Integration tests with Selenium

Recently, I've been trying to figure out how to improve the quality of my projects decreasing its bug amount. I know that for most of us programmers, the first think that came in mind is unit tests with JUnit. I agree that they are necessary. No doubt that we can get a lot of benefits testing the application business logic, however we do know that implement these kind of tests nowadays on JEE platform is increasingly difficult. This happens not only because of environment dependent JEE features(JPA, CDI, EJBs) but also because of the huge amount of bad coding projects we face every day.

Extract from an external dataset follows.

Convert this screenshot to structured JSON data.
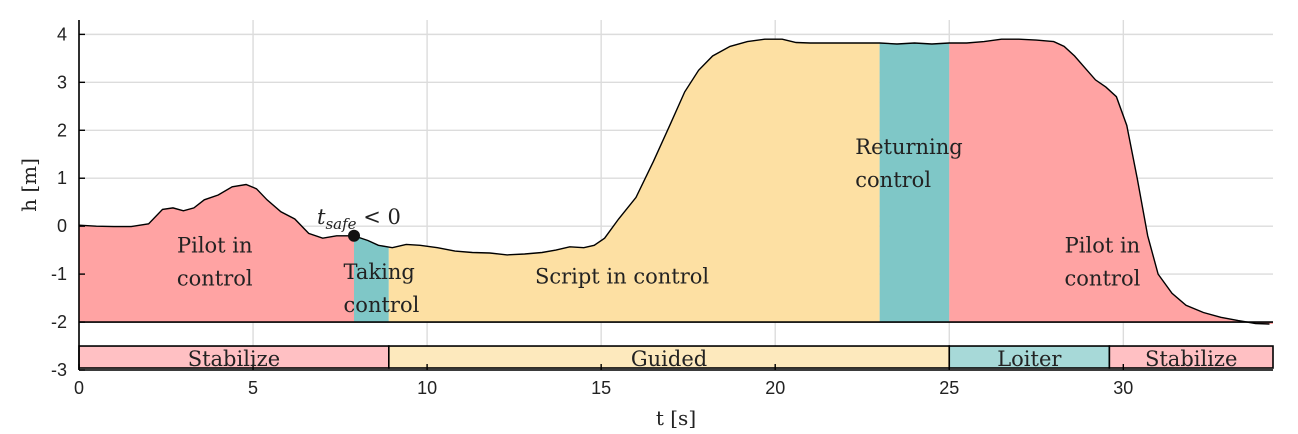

I do agree unit testing still gonna be the most efficient way to garantee the correctness of our algorithms, but to reach this out we have to write test driven programs, decoupling business and infrastructure layers or using some refactoring technics when talking about legacy systems.

Having this scenario in mind, integration tests became even more important in JEE projects. With this kind of tests we can ensure the entire application life cycle of each request the user may dispatch on a real runnable environment without necessity of mocks.

One really nice free tool that can be used to implement automatic integrated tests is Selenium. This tool is capable of automate web browsers interactions. The solutions is composed by Selenium IDE and Selenium Web Browser.

Selenium IDE is is a Firefox plugin where you can not only record browser interactions in order to create tests scripts but also run these scripts.

Selenium Web Driver is a collection of language specific bindings that can be used through an API to run tests scripts with a unit test program. In java we are talking about JUnit test classes that can ben automatic exported from the Selenium IDE original scripts.